- Film poster
- Directed by: Andrew Marton
- Screenplay by: Daniel Taradash Gertrude Purcell
- Story by: Grover Jones
- Produced by: Joe Pasternak
- Starring: Gloria Jean
- Cinematography: John F. Seitz
- Edited by: Lásló Benedek
- Production company: Universal Pictures
- Distributed by: Universal Pictures
- Release date: October 11, 1940;
- Running time: 87 minutes
- Country: United States
- Language: English

= A Little Bit of Heaven (1940 film) =

A Little Bit of Heaven is a 1940 musical film starring teenage soprano singer Gloria Jean.

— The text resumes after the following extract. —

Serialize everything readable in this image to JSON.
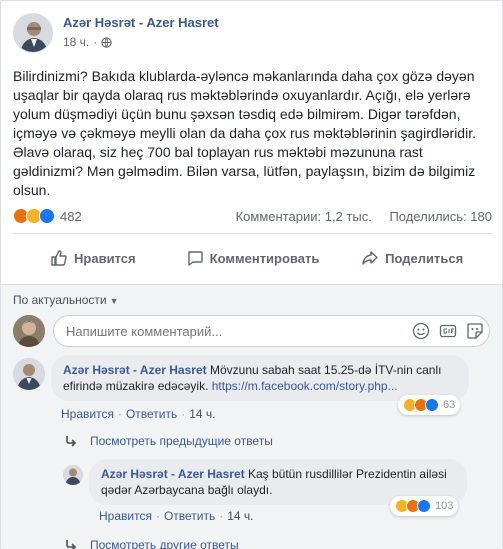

The film's title comes from a traditional Irish song that Gloria Jean sings at a family gathering. Her 2005 biography is similarly titled: Gloria Jean: A Little Bit of Heaven. The film is an unofficial sequel to 1939's The Under-Pup, featuring several cast members from that film, but as different characters. The group of girls in The Under-Pup was called "The Penguins", and Gloria Jean sings the group's song early in this film.

==Plot==
Midge Loring is a young member of a large Irish working-class family who becomes a singing sensation on a local radio station. The family's new-found wealth causes some discord until the family realizes that their closeness is what they value the most.

==Cast==
- Gloria Jean as Midge Loring
- Robert Stack as Bob Terry
- Hugh Herbert as Pop Loring
- C. Aubrey Smith as Grandpa
- Stuart Erwin as Cotton
- Nan Grey as Janet Loring
- Eugene Pallette as Herrington
- Billy Gilbert as Tony
- Kenneth Brown as Tony's son
- Billy Lenhart as Tony's son
- Nana Bryant as Mom Loring
- Tommy Bond as Jerry
- Charles Previn as Radio Conductor
- Kitty O'Neil as Mrs. Mitchell
- Helen Brown as Herrington's secretary

==Production==
In January 1940, Universal announced that Gloria Jean's third movie would be Our City, the tale of two sisters, based on a story by Grover Jones. Loretta Young was to play the sister and the cast would include Robert Cummings, Eugene Pallette, Lewis Howard and Billy Gilbert.

By May the title had been changed to Straight from the Heart and Young was replaced by Nan Grey. Then it became A Little Bit of Heaven and Cummings was replaced by Robert Stack. Filming began in June.